Au pays des routes barricadées et des portes fermées, le journaliste est cette minuscule sortie de secours vers laquelle le citoyen se tourne en premier ou en désespoir de cause. Quand il n’est pas le premier cri de détresse, son article est souvent cette bouée de sauvetage ou cette bouteille à la mer, porteuse du dernier espoir. Plus prosaïquement, le journal, autant que le journaliste, fonctionne comme la courroie de transmission entre des citoyens qui cherchent le chemin le plus court pour attirer, même de manière fugace, l’attention volage de responsables réfugiés dans d’imprenables tour d’ivoire.
Quand il s’habille des flamboyants oripeaux du reportage, le journalisme est souvent la dernière forme de l’aventure humaine. Il n’est nul besoin de franchir les frontières du pays pour partir à la rencontre ou à la découverte de l’autre dans son milieu. Il suffit quelquefois de sortir des grands axes routiers, de franchir une rivière ou un col de montagne pour atterrir dans un monde inconnu, injustement oublié ou pétrifié. A chaque mission, il faut remettre le compteur de ses connaissances à zéro pour tenter de poser des yeux neufs sur les êtres et les choses. Faire le plein d’informations, mais également s’imbiber d’impressions et d’émotions comme une éponge avant de suer à les rendre mot à mot pour les partager avec le lecteur.

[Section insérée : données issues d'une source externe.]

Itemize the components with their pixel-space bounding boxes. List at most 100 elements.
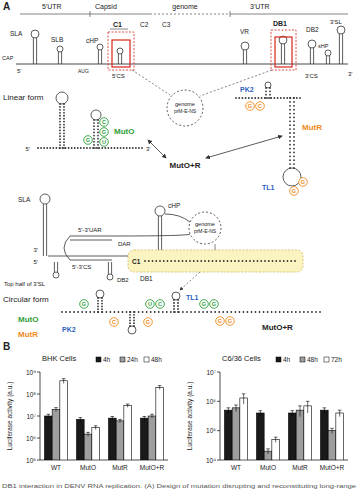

Au chapitre des rares consolations d’un métier qui tend à être plutôt un sacerdoce, l’une des plus grandes satisfactions du journaliste est de faire découvrir ou redécouvrir au lecteur ce lieu, cette pratique, cette tradition, ce nouveau phénomène ou bien encore cette période historique si proche de lui mais dont il ne soupçonnait même plus l’existence. Faire connaître un personnage ou un site historique méconnu, faire le portrait du dernier paludier, voir la mort dans le regard d’un tailleur de pierre des Aurès, partager la liesse où la tristesse d’un peuple se faire l’écho sont des moments marquant dans la vie d’un journaliste.
Dans un pays où la justice est souvent absente et l’administration omniprésente, les citoyens doivent lutter y compris pour les droits les plus élémentaires. Celui d’un toit, d’une route ou d’une conduite d’eau. Mais les Algériens ont plus que jamais faim de pain et de dignité. Ils ont soif d’eau et de liberté. C’est ce combat quotidien que le journaliste d’El Watan se donne pour mission d’accompagner. Celui des travailleurs qui luttent pour arracher leurs droits. Celui de syndicalistes qui résistent autant à la matraque qu’au chant des sirènes. Des paysans qui se battent contre des lois scélérates pour survivre sur des terres ingrates ou spoliées.
Des artisans qui s’échinent à maintenir en vie un savoir-faire hérité des premiers ancêtres, mais dont personne ne veut entendre parler. Des artistes et des intellectuels bâillonnés pour avoir dit des vérités pas toujours bonnes à dire. Des vrais industriels qui tentent de bâtir quelque chose d’authentique et que l’import-import n’a pas encore englouti. Des hommes et des femmes qui se battent pour tenter de préserver une tradition ou simplement pour imposer de nouvelles normes de civisme ou de citoyenneté. Le pays entier est un chantier à l’arrêt. Tout est à reconstruire.
Quelque part, il faut avoir l’âme candide d’un Don Quichotte armé d’une plume bien légère pour partir en guerre contre les puissants moulins à vent de l’injustice et de l’arbitraire. Des mots contre les maux, le combat semble perdu d’avance. Pourtant, ça marche encore. Quelquefois.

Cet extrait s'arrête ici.